和從前的車馬絡繹不絕相比起來,如今的相府門口可謂是門可羅雀。

今日卻是一早就有一輛馬車停在相府的門口。待到馬車停穩之後,外面的護衛把簾子拉起來,馬車裏的人才彎腰從車裏出來,踩著地上的矮凳下了馬車。

站在相府的門口,看著相府熟悉的臺階和大門,還有大門口外面的兩座石獅子,傅秋白的神情有一瞬間的恍神,想起了那些年自己經常從這一扇門裏進進出出,那些畫面仿若還是昨日才發生過的事情一樣。

時間一轉,卻是過了許多年,他們也離開了京城這麽多年才回來到這個地方,他才站在相府的門前。

跟著來的護衛上前去敲開了相府的門。

門裏的門衛一聽說來人是誰之後,一邊派人進去通知府裏的管家,一邊把大門給打開了。

相府的管家得知了消息,匆匆的帶人趕來大門口迎接這位回來相府的四少爺,哦,不對,如今已經不能再喊四少爺,而是要改口喊王妃了。領頭的管家帶頭跪了下來叩首:“奴才拜見王妃。”

後面的下人們也都跟著跪了下來。

傅秋白居高臨下的看著跪在他跟前的一群奴才們,目光落在最前面那位大管家的身上。他沒有忘記在這相府裏頭,這位相府的大管家是除了幾位主子之外,能代替傅丞相說話的奴才了,從前他們庶子庶女和府上的姨娘們在這位大管家的面前都要客客氣氣的,不敢得罪這位大管家。

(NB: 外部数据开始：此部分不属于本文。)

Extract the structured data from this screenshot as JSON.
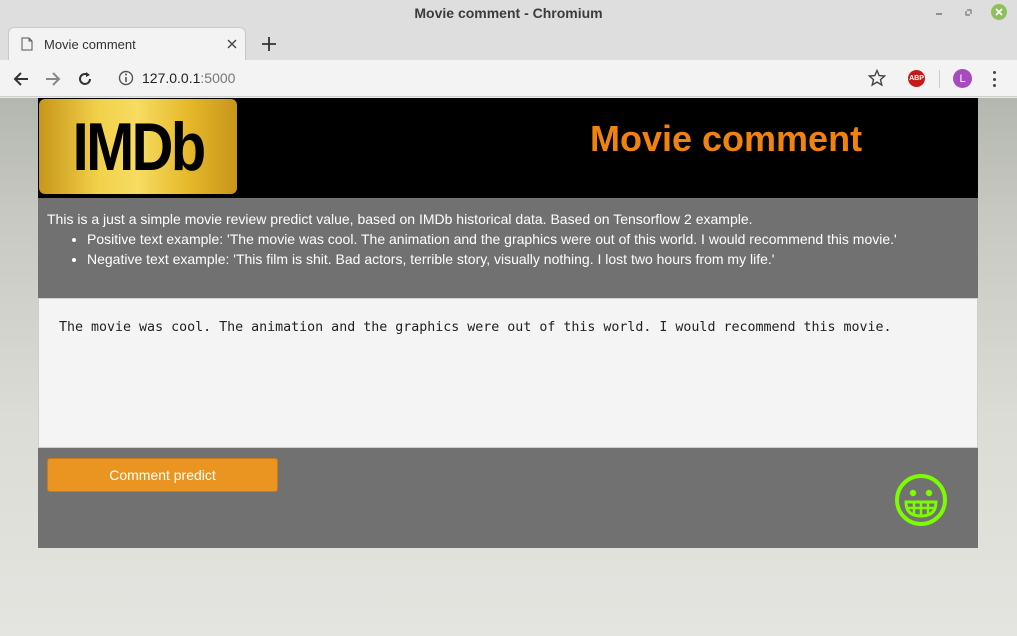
{
  "window": {
    "title": "Movie comment - Chromium"
  },
  "tab": {
    "label": "Movie comment"
  },
  "address": {
    "host": "127.0.0.1",
    "port": ":5000"
  },
  "extensions": {
    "abp": "ABP",
    "avatar": "L"
  },
  "header": {
    "logo": "IMDb",
    "title": "Movie comment"
  },
  "info": {
    "description": "This is a just a simple movie review predict value, based on IMDb historical data. Based on Tensorflow 2 example.",
    "examples": [
      "Positive text example: 'The movie was cool. The animation and the graphics were out of this world. I would recommend this movie.'",
      "Negative text example: 'This film is shit. Bad actors, terrible story, visually nothing. I lost two hours from my life.'"
    ]
  },
  "comment": {
    "value": "The movie was cool. The animation and the graphics were out of this world. I would recommend this movie."
  },
  "actions": {
    "predict_label": "Comment predict",
    "result_icon": "grinning-face-icon",
    "result_color": "#7cfc00"
  },
  "colors": {
    "accent": "#f0820f",
    "button": "#ea9421",
    "panel": "#717171"
  }
}
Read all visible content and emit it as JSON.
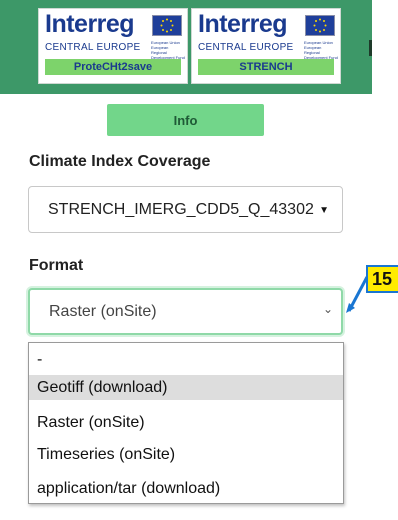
{
  "header": {
    "logos": [
      {
        "word": "Interreg",
        "region": "CENTRAL EUROPE",
        "small_text": "European Union European Regional Development Fund",
        "project": "ProteCHt2save"
      },
      {
        "word": "Interreg",
        "region": "CENTRAL EUROPE",
        "small_text": "European Union European Regional Development Fund",
        "project": "STRENCH"
      }
    ],
    "background_color": "#3d9868"
  },
  "info_button": {
    "label": "Info",
    "color": "#72d68a"
  },
  "coverage": {
    "label": "Climate Index Coverage",
    "selected": "STRENCH_IMERG_CDD5_Q_43302"
  },
  "format": {
    "label": "Format",
    "selected": "Raster (onSite)",
    "options": [
      {
        "label": "-",
        "highlighted": false
      },
      {
        "label": "Geotiff (download)",
        "highlighted": true
      },
      {
        "label": "Raster (onSite)",
        "highlighted": false
      },
      {
        "label": "Timeseries (onSite)",
        "highlighted": false
      },
      {
        "label": "application/tar (download)",
        "highlighted": false
      }
    ]
  },
  "annotation": {
    "number": "15",
    "color": "#ffeb00",
    "border_color": "#1976d2"
  }
}
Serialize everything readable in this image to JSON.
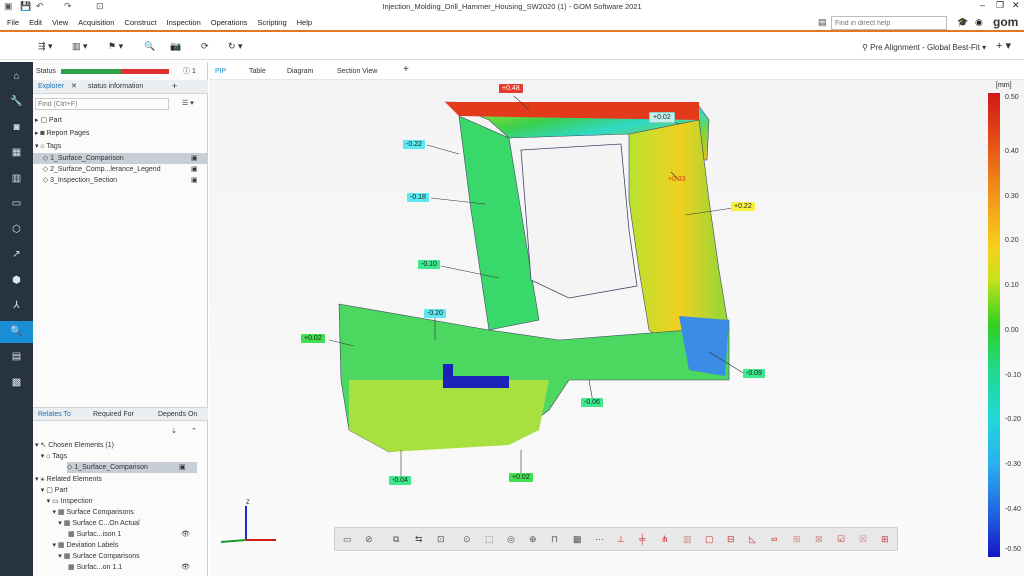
{
  "window": {
    "title": "Injection_Molding_Drill_Hammer_Housing_SW2020 (1) - GOM Software 2021",
    "controls": [
      "–",
      "❐",
      "✕"
    ]
  },
  "menu": [
    "File",
    "Edit",
    "View",
    "Acquisition",
    "Construct",
    "Inspection",
    "Operations",
    "Scripting",
    "Help"
  ],
  "search": {
    "placeholder": "Find in direct help"
  },
  "brand": "gom",
  "toolbar": {
    "alignment": "Pre Alignment - Global Best-Fit"
  },
  "panel": {
    "status_label": "Status",
    "status_count": "1",
    "tabs": [
      "Explorer",
      "status information"
    ],
    "find_placeholder": "Find (Ctrl+F)",
    "tree": [
      "Part",
      "Report Pages",
      "Tags",
      "1_Surface_Comparison",
      "2_Surface_Comp...lerance_Legend",
      "3_Inspection_Section"
    ],
    "bottom_tabs": [
      "Relates To",
      "Required For",
      "Depends On"
    ],
    "rel_tree": [
      "Chosen Elements (1)",
      "Tags",
      "1_Surface_Comparison",
      "Related Elements",
      "Part",
      "Inspection",
      "Surface Comparisons",
      "Surface C...On Actual",
      "Surfac...ison 1",
      "Deviation Labels",
      "Surface Comparisons",
      "Surfac...on 1.1"
    ]
  },
  "view_tabs": [
    "PIP",
    "Table",
    "Diagram",
    "Section View",
    "+"
  ],
  "labels": [
    "+0.48",
    "+0.02",
    "-0.22",
    "+0.33",
    "-0.18",
    "+0.22",
    "-0.10",
    "-0.20",
    "+0.02",
    "-0.09",
    "-0.06",
    "-0.04",
    "+0.02"
  ],
  "colors": {
    "accent": "#e07828",
    "nav_active": "#1a8fd5",
    "sidebar_bg": "#27333f"
  },
  "scale": {
    "unit": "[mm]",
    "ticks": [
      "0.50",
      "0.40",
      "0.30",
      "0.20",
      "0.10",
      "0.00",
      "-0.10",
      "-0.20",
      "-0.30",
      "-0.40",
      "-0.50"
    ]
  },
  "axes": {
    "z": "Z"
  }
}
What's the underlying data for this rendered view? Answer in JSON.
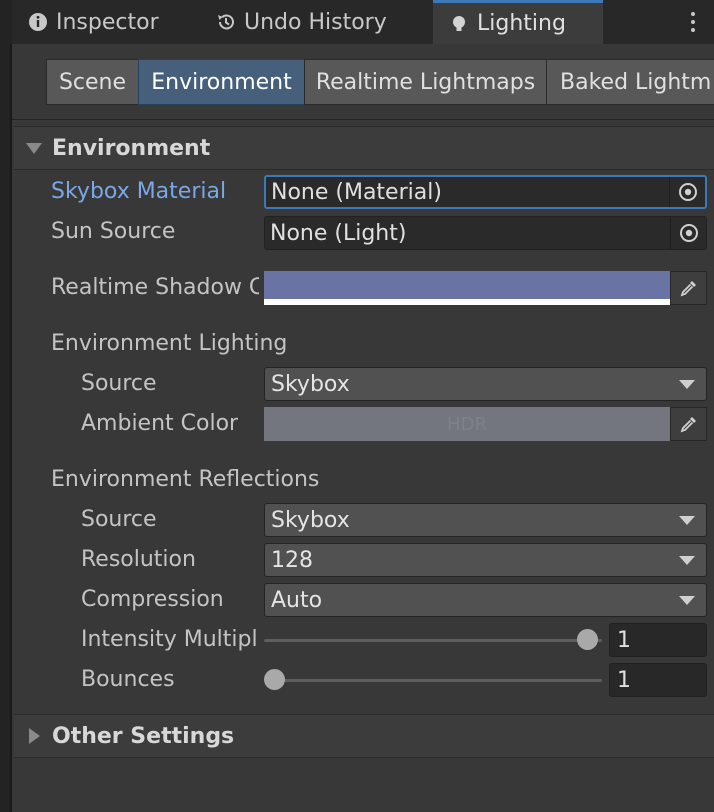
{
  "tabs": [
    {
      "label": "Inspector",
      "icon": "info-icon"
    },
    {
      "label": "Undo History",
      "icon": "history-icon"
    },
    {
      "label": "Lighting",
      "icon": "lightbulb-icon",
      "active": true
    }
  ],
  "toolbar": {
    "buttons": [
      "Scene",
      "Environment",
      "Realtime Lightmaps",
      "Baked Lightm"
    ],
    "active": "Environment"
  },
  "environment": {
    "header": "Environment",
    "skybox_label": "Skybox Material",
    "skybox_value": "None (Material)",
    "sun_label": "Sun Source",
    "sun_value": "None (Light)",
    "shadow_label": "Realtime Shadow C",
    "shadow_color": "#6a74a4",
    "lighting_header": "Environment Lighting",
    "lighting_source_label": "Source",
    "lighting_source_value": "Skybox",
    "ambient_label": "Ambient Color",
    "ambient_color": "#73767f",
    "ambient_overlay": "HDR",
    "reflections_header": "Environment Reflections",
    "refl_source_label": "Source",
    "refl_source_value": "Skybox",
    "resolution_label": "Resolution",
    "resolution_value": "128",
    "compression_label": "Compression",
    "compression_value": "Auto",
    "intensity_label": "Intensity Multipl",
    "intensity_value": "1",
    "intensity_fraction": 1.0,
    "bounces_label": "Bounces",
    "bounces_value": "1",
    "bounces_fraction": 0.0
  },
  "other": {
    "header": "Other Settings"
  },
  "colors": {
    "accent": "#3d79b9",
    "focused_label": "#7aa7e6",
    "active_segment": "#46607c"
  }
}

如今這位大管家見了他回來,也要規規矩矩的跪下來對他行禮。

也是他不想跟一個奴才計較而已,要不然今日就要讓這個在相府裏頭仗勢欺人的老奴好好的在這門口外頭跪上一回了。

“都起來吧。父親可是在府上?”傅秋白只是瞥了一眼這幫奴才們,就擡腳往臺階上走上去了。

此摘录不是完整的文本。